More highlights from the panel:

- The wisdom of Billy Bob #1: "When I was coming up when you went from film to television it meant something was wrong, you may as well be on 'Hollywood Squares.' Now it's the opposite."

- The wisdom of Billy Bob #2: "If you want to be a celebrity, just go to the dentist in Beverly Hills and punch somebody or something. If you want to be an actor, get on a good series on television because that's where it's at."

- Hawley says that if you've never seen "Fargo," you can still watch the show. But you may want to rethink your movie-watching habits. "I don't think you need to watch the movie beforehand," he says. "I think you should because it's a great movie."

- Thornton on what started to change his mind about television: "I had seen 'The Wire,' and started watching bits and pieces of other shows 'Boardwalk Empire' and 'The Sopranos.' My buddy [Bill] Paxton was in that Mormon show and all that."

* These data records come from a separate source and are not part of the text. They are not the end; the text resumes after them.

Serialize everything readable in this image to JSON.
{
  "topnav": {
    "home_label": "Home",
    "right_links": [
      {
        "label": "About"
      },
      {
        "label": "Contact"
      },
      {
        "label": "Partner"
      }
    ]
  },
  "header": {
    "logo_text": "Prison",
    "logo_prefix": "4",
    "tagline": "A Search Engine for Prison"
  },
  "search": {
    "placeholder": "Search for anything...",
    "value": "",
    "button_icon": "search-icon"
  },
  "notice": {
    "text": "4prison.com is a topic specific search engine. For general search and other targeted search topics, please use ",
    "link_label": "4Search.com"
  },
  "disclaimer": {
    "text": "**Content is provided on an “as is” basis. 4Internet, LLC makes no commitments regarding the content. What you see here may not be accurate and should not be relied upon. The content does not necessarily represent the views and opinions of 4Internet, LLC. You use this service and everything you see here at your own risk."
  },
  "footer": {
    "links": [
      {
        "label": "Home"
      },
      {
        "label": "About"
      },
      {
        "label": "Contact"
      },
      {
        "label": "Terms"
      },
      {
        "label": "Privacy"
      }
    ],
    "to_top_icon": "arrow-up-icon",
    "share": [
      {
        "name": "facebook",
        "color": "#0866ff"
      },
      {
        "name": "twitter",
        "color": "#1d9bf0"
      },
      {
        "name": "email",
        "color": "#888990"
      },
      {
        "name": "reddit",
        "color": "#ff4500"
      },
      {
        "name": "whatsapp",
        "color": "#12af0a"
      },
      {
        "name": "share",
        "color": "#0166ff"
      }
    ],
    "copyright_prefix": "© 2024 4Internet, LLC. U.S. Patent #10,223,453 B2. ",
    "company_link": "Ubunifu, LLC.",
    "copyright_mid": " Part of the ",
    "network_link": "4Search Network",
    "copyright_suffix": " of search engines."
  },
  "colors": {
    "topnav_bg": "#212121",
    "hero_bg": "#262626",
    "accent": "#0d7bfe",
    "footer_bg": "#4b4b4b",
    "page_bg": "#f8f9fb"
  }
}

- Co-star Colin Hanks says the cast works with a dialogue coach to nail the regional accents. "We've got the ears of our guide there telling us when we're going too broad. We all agreed don't go too big, just keep it as realistic as you can. I started off somewhere between Chicago and Canada and sort of whittled it down to Minnesota."

- More Thornton, discussing his mysterious character: "I can't say a lot. I can say that I end up saving the planet." [Yes, that's a joke.] "It's not a typical bad guy, it's sort of god and the devil all wrapped up into one. A puppet master in some sense, who is not only capable of very dangerous things but also is very mischievous and toys with people." And Hawley has given him some killer dialogue, plus a very distinct haircut. "A lot has been said about the haircut," Thornton says with a grin. "My manager said to me when he first saw the dailies, 'It looks like you're channeling the dark side of Ken Burns.' I thought that was great."